Fixer hors de toute analyse globale du mouvement ouvrier un chiffre définissant
le score électoral à partir duquel il serait possible de juger
de l'évolution des consciences relève de la métaphysique
politique. Cela est d'autant plus ridicule que ce chiffre n'a de sens que par
rapport aux discussions d'après les élections de 95. La direction
de LO disait alors pour justifier son absence d'initiatives que seuls 10 %
des voix lui en auraient donné les moyens.
A noter (au passage) que LO ne parle que de ses voix, pas de celles de l'ensemble
de l'extrême-gauche.
Le raisonnement laisse entendre que le PC était encore, il y a peu, cet
instrument. Il ne souligne pas les éléments de rupture avec la
politique réformiste dans les évolutions de conscience.
Le PC n'est plus ce qu'il était, cela se voit, nous dit-on. Il s'agit
mécaniquement de prendre cette place laissée libre par le PC,
stratégie du mimétisme.
En réalité, c'est la radicalisation des travailleurs sous les
effets de l'offensive de la bourgeoisie avec la complicité de la gauche
plurielle qui affaiblit un PC qui, lui, va jusqu'au bout des conséquences
de sa politique réformiste. Le PC n'a plus les moyens de dévoyer
les énergies militantes au moment où une fraction de la classe
ouvrière retrouve les chemins de la lutte.
Construire une nouvelle force du monde du travail, c'est amplifier ce mouvement
de rupture en armant les travailleurs politiquement et organisationnellement,
c'est-à-dire en unifiant les forces dispersées.
Et cela que le score soit de 2 ou de 3 millions de voix pour l'ensemble de l'extrême-gauche.
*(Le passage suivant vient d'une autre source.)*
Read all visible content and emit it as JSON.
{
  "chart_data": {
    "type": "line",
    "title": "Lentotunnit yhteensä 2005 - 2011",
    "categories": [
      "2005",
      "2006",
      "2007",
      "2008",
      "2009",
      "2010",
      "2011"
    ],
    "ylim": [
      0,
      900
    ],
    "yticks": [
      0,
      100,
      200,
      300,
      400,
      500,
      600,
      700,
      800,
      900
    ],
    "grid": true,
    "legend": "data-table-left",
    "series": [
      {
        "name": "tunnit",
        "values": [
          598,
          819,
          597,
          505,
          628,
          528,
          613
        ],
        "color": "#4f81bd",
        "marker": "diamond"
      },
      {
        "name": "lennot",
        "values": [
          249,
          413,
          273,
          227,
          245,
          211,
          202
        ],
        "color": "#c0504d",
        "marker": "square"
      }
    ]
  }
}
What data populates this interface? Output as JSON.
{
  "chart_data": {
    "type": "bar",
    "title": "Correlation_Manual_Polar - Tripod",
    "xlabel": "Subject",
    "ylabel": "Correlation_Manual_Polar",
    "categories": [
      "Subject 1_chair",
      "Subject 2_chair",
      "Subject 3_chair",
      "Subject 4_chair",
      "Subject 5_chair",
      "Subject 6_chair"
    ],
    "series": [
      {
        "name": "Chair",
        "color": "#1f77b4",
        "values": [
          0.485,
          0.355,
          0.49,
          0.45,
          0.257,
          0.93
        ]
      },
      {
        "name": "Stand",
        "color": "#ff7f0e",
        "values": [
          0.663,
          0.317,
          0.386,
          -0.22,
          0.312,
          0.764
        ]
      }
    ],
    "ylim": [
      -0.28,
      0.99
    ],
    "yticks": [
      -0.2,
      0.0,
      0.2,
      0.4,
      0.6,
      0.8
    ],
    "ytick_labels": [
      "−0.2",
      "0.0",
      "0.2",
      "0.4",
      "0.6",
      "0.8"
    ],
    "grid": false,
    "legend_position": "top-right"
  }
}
Ce n'est pas le score électoral qui met à l'ordre du jour et rend
concrètement possible la construction par les travailleurs eux-mêmes
d'un parti, mais le changement de période dans lequel nous sommes. Le
score électoral n'est qu'une manifestation déformée, qu'il
faudra analyser en son temps, de ces évolutions objectives et subjectives.
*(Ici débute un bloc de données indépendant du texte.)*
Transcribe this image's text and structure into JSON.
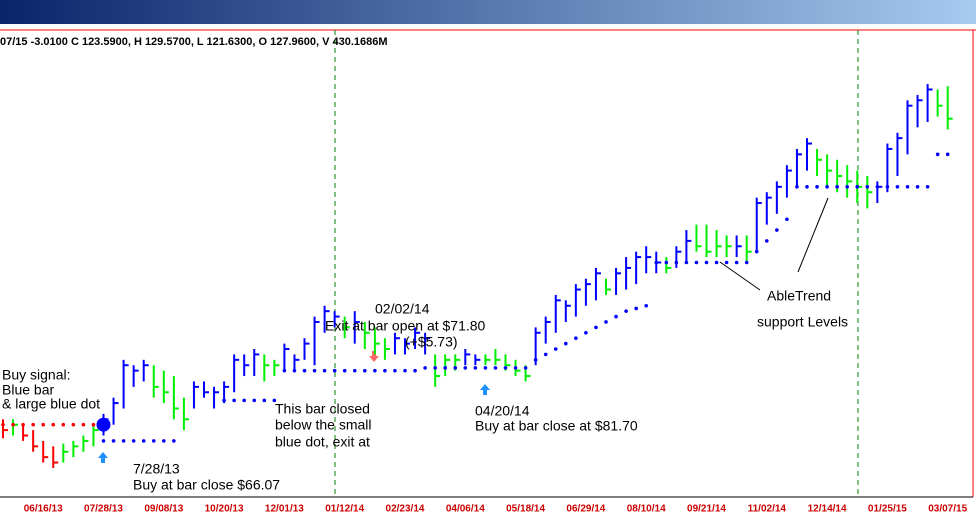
{
  "chart_data": {
    "type": "ohlc",
    "info": "07/15  -3.0100 C 123.5900, H 129.5700, L 121.6300, O 127.9600, V 430.1686M",
    "categories": [
      null,
      null,
      null,
      null,
      "06/16/13",
      null,
      null,
      null,
      null,
      null,
      "07/28/13",
      null,
      null,
      null,
      null,
      null,
      "09/08/13",
      null,
      null,
      null,
      null,
      null,
      "10/20/13",
      null,
      null,
      null,
      null,
      null,
      "12/01/13",
      null,
      null,
      null,
      null,
      null,
      "01/12/14",
      null,
      null,
      null,
      null,
      null,
      "02/23/14",
      null,
      null,
      null,
      null,
      null,
      "04/06/14",
      null,
      null,
      null,
      null,
      null,
      "05/18/14",
      null,
      null,
      null,
      null,
      null,
      "06/29/14",
      null,
      null,
      null,
      null,
      null,
      "08/10/14",
      null,
      null,
      null,
      null,
      null,
      "09/21/14",
      null,
      null,
      null,
      null,
      null,
      "11/02/14",
      null,
      null,
      null,
      null,
      null,
      "12/14/14",
      null,
      null,
      null,
      null,
      null,
      "01/25/15",
      null,
      null,
      null,
      null,
      null,
      "03/07/15"
    ],
    "high": [
      68,
      68,
      67,
      66,
      64,
      63,
      63.5,
      64,
      65,
      67,
      69,
      72,
      79,
      78,
      79,
      78,
      77,
      76,
      72,
      75,
      75,
      74,
      75,
      80,
      80,
      81,
      80,
      79,
      82,
      80,
      83,
      87,
      89,
      88,
      87,
      88,
      86,
      85,
      83,
      84,
      83,
      85,
      84,
      80,
      80,
      80,
      81,
      80,
      80,
      81,
      80,
      79,
      78,
      85,
      87,
      91,
      90,
      93,
      94,
      96,
      94,
      96,
      98,
      99,
      100,
      99,
      98,
      100,
      103,
      104,
      104,
      103,
      102,
      102,
      102,
      109,
      110,
      112,
      115,
      118,
      120,
      118,
      117,
      116,
      115,
      114,
      113,
      112,
      119,
      121,
      127,
      128,
      130,
      129,
      129.6
    ],
    "low": [
      64.5,
      65,
      64,
      62,
      60,
      59,
      60,
      61,
      62,
      63,
      65,
      67,
      70,
      74,
      75,
      72,
      71,
      68,
      66,
      70,
      72,
      70,
      71,
      73,
      76,
      76,
      75,
      76,
      77,
      77,
      79,
      78,
      84,
      85,
      83,
      82,
      81,
      80,
      79,
      80,
      80,
      81,
      80,
      74,
      76,
      77,
      78,
      78,
      78,
      78,
      77,
      76,
      75,
      78,
      82,
      84,
      86,
      87,
      89,
      90,
      91,
      91,
      92,
      93,
      95,
      95,
      95,
      96,
      97,
      99,
      98,
      98,
      98,
      98,
      97,
      99,
      104,
      106,
      109,
      111,
      114,
      113,
      111,
      110,
      109,
      108,
      107,
      108,
      110,
      113,
      117,
      122,
      123,
      124,
      121.6
    ],
    "close": [
      66,
      67,
      65,
      63,
      61,
      60,
      62,
      63,
      64,
      66,
      68,
      71,
      78,
      77,
      78,
      74,
      73,
      70,
      68,
      74,
      73,
      73,
      74,
      79,
      78,
      80,
      78,
      78,
      81,
      79,
      82,
      86,
      88,
      87,
      85,
      86,
      84,
      82,
      81,
      83,
      82,
      84,
      83,
      76,
      79,
      79,
      80,
      79,
      79,
      79,
      78,
      77,
      76,
      84,
      86,
      90,
      89,
      92,
      93,
      95,
      92,
      95,
      96,
      98,
      98,
      97,
      96,
      99,
      101,
      100,
      99,
      100,
      100,
      100,
      99,
      108,
      109,
      111,
      114,
      117,
      119,
      116,
      114,
      113,
      112,
      111,
      110,
      111,
      118,
      120,
      126,
      127,
      129,
      126,
      123.6
    ],
    "bar_colors": [
      "#ff0000",
      "#00ee00",
      "#ff0000",
      "#ff0000",
      "#ff0000",
      "#ff0000",
      "#00ee00",
      "#00ee00",
      "#00ee00",
      "#00ee00",
      "#0000ff",
      "#0000ff",
      "#0000ff",
      "#0000ff",
      "#0000ff",
      "#00ee00",
      "#00ee00",
      "#00ee00",
      "#00ee00",
      "#0000ff",
      "#0000ff",
      "#0000ff",
      "#0000ff",
      "#0000ff",
      "#0000ff",
      "#0000ff",
      "#00ee00",
      "#00ee00",
      "#0000ff",
      "#0000ff",
      "#0000ff",
      "#0000ff",
      "#0000ff",
      "#0000ff",
      "#00ee00",
      "#0000ff",
      "#00ee00",
      "#00ee00",
      "#00ee00",
      "#0000ff",
      "#0000ff",
      "#0000ff",
      "#0000ff",
      "#00ee00",
      "#00ee00",
      "#00ee00",
      "#0000ff",
      "#0000ff",
      "#00ee00",
      "#00ee00",
      "#00ee00",
      "#00ee00",
      "#00ee00",
      "#0000ff",
      "#0000ff",
      "#0000ff",
      "#0000ff",
      "#0000ff",
      "#0000ff",
      "#0000ff",
      "#00ee00",
      "#0000ff",
      "#0000ff",
      "#0000ff",
      "#0000ff",
      "#0000ff",
      "#00ee00",
      "#0000ff",
      "#0000ff",
      "#00ee00",
      "#00ee00",
      "#00ee00",
      "#00ee00",
      "#0000ff",
      "#00ee00",
      "#0000ff",
      "#0000ff",
      "#0000ff",
      "#0000ff",
      "#0000ff",
      "#0000ff",
      "#00ee00",
      "#00ee00",
      "#00ee00",
      "#00ee00",
      "#00ee00",
      "#00ee00",
      "#0000ff",
      "#0000ff",
      "#0000ff",
      "#0000ff",
      "#0000ff",
      "#0000ff",
      "#00ee00",
      "#00ee00"
    ],
    "support_lines": [
      {
        "color": "#ff0000",
        "values": [
          67,
          67,
          67,
          67,
          67,
          67,
          67,
          67,
          67,
          67,
          null,
          null,
          null,
          null,
          null,
          null,
          null,
          null,
          null,
          null,
          null,
          null,
          null,
          null,
          null,
          null,
          null,
          null,
          null,
          null,
          null,
          null,
          null,
          null,
          null,
          null,
          null,
          null,
          null,
          null,
          null,
          null,
          null,
          null,
          null,
          null,
          null,
          null,
          null,
          null,
          null,
          null,
          null,
          null,
          null,
          null,
          null,
          null,
          null,
          null,
          null,
          null,
          null,
          null,
          null,
          null,
          null,
          null,
          null,
          null,
          null,
          null,
          null,
          null,
          null,
          null,
          null,
          null,
          null,
          null,
          null,
          null,
          null,
          null,
          null,
          null,
          null,
          null,
          null,
          null,
          null,
          null,
          null,
          null,
          null
        ]
      },
      {
        "color": "#0000ff",
        "values": [
          null,
          null,
          null,
          null,
          null,
          null,
          null,
          null,
          null,
          null,
          64,
          64,
          64,
          64,
          64,
          64,
          64,
          64,
          null,
          null,
          null,
          null,
          71.5,
          71.5,
          71.5,
          71.5,
          71.5,
          71.5,
          77,
          77,
          77,
          77,
          77,
          77,
          77,
          77,
          77,
          77,
          77,
          77,
          77,
          77,
          77.5,
          77.5,
          77.5,
          77.5,
          77.5,
          77.5,
          77.5,
          77.5,
          77.5,
          77.5,
          77.5,
          79,
          80,
          81,
          82,
          83,
          84,
          85,
          86,
          87,
          88,
          88.5,
          89,
          97,
          97,
          97,
          97,
          97,
          97,
          97,
          97,
          97,
          97,
          99,
          101,
          103,
          105,
          111,
          111,
          111,
          111,
          111,
          111,
          111,
          111,
          111,
          111,
          111,
          111,
          111,
          111,
          117,
          117
        ]
      }
    ],
    "signal_dot": {
      "index": 10,
      "value": 67,
      "color": "#0000ff"
    },
    "ylim": [
      54,
      140
    ],
    "annotations": [
      "Buy signal:",
      "Blue bar",
      "& large blue dot",
      "7/28/13",
      "Buy at bar close $66.07",
      "02/02/14",
      "Exit at bar open at $71.80",
      "(+$5.73)",
      "This bar closed",
      "below the small",
      "blue dot, exit at",
      "04/20/14",
      "Buy at bar close at $81.70",
      "AbleTrend",
      "support Levels"
    ]
  }
}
Inverser le raisonnement relève de ce que nos prédécesseurs
appelaient le " crétinisme parlementaire ", prendre
la projection parlementaire, électorale, des problèmes pour les
problèmes eux-mêmes.
" On saura alors s'il est peut-être possible de construire un
nouveau parti communiste
" poursuit Arlette Laguiller.
Non, c'est dès maintenant, dans le cours même de la campagne, qu'il
faut dire ce que l'on veut faire. Le raisonnement de LO est prisonnier d'une
compréhension mécanique des choses, parce qu'elle est prisonnière
d'une méthode de construction par en haut.
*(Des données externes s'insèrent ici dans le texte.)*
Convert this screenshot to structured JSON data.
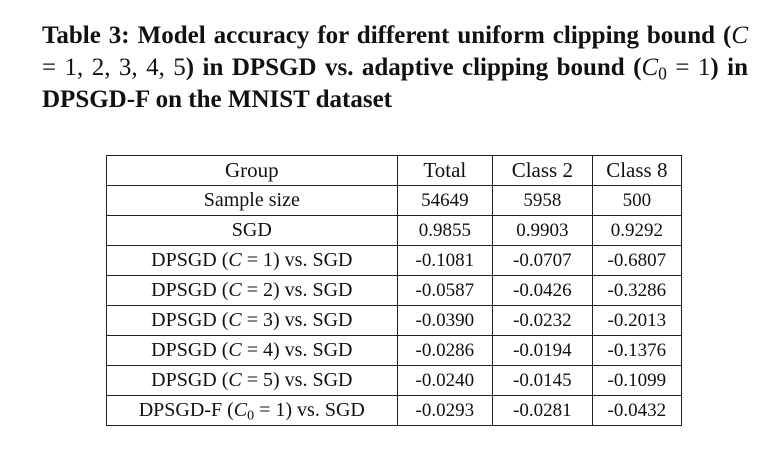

C'est pourquoi au lieu d'appeler ceux qui viennent à ses meetings à
prendre eux-mêmes en main la construction de leur propre organisation,
LO prend les couleurs d'un nouveau parti communiste qui ressemblerait à
l'ancien quand
C'est cette logique de la construction par en haut qui explique la personnalisation
outrancière de la campagne d'Arlette Laguiller. Tout est ramené
à elle.
Parlant du parti, elle dit " je ne peux pas le créer, contrairement
à ce que disent certains, d'un simple appel à la télévision
". Arlette Laguiller discute avec elle-même ! Qui pourrait sérieusement
penser ça ?
Puis elle ajoute " Un tel parti, cela veut dire, je le répète,
plusieurs milliers de personne qui y adhérent. Plus mon score sera élevé,
plus il y aura de chance que, parmi ceux qui auront voté pour ma candidature
il s'en trouve 30, 40, 50 000 qui adhérent à une telle idée
et à un tel parti.
Ce n'est pas une prévision, c'est un espoir. "
A défaut de politique reste l'espoir
d'un miracle !
La direction de LO sème l'espoir, parce qu'elle sait bien que LO elle-même
ne peut se construire que par les efforts des militants eux-mêmes, de
leur travail. Elle leur donne l'espoir pour militer au lieu de formuler une
politique qui les arme.
La direction de LO ne discute pas des initiatives qu'elle pourrait prendre,
initiatives politiques, à partir d'une analyse des forces concrètes,
des alliés potentiels au sein du mouvement révolutionnaire ou
social mais agite le mythe du " grand parti des travailleurs ",
formule incantatoire.
La réalité concrète finira bien par s'imposer d'autant
que le débat est public, il se mène dans la confrontation des
idées et des politiques, des paroles et des actes.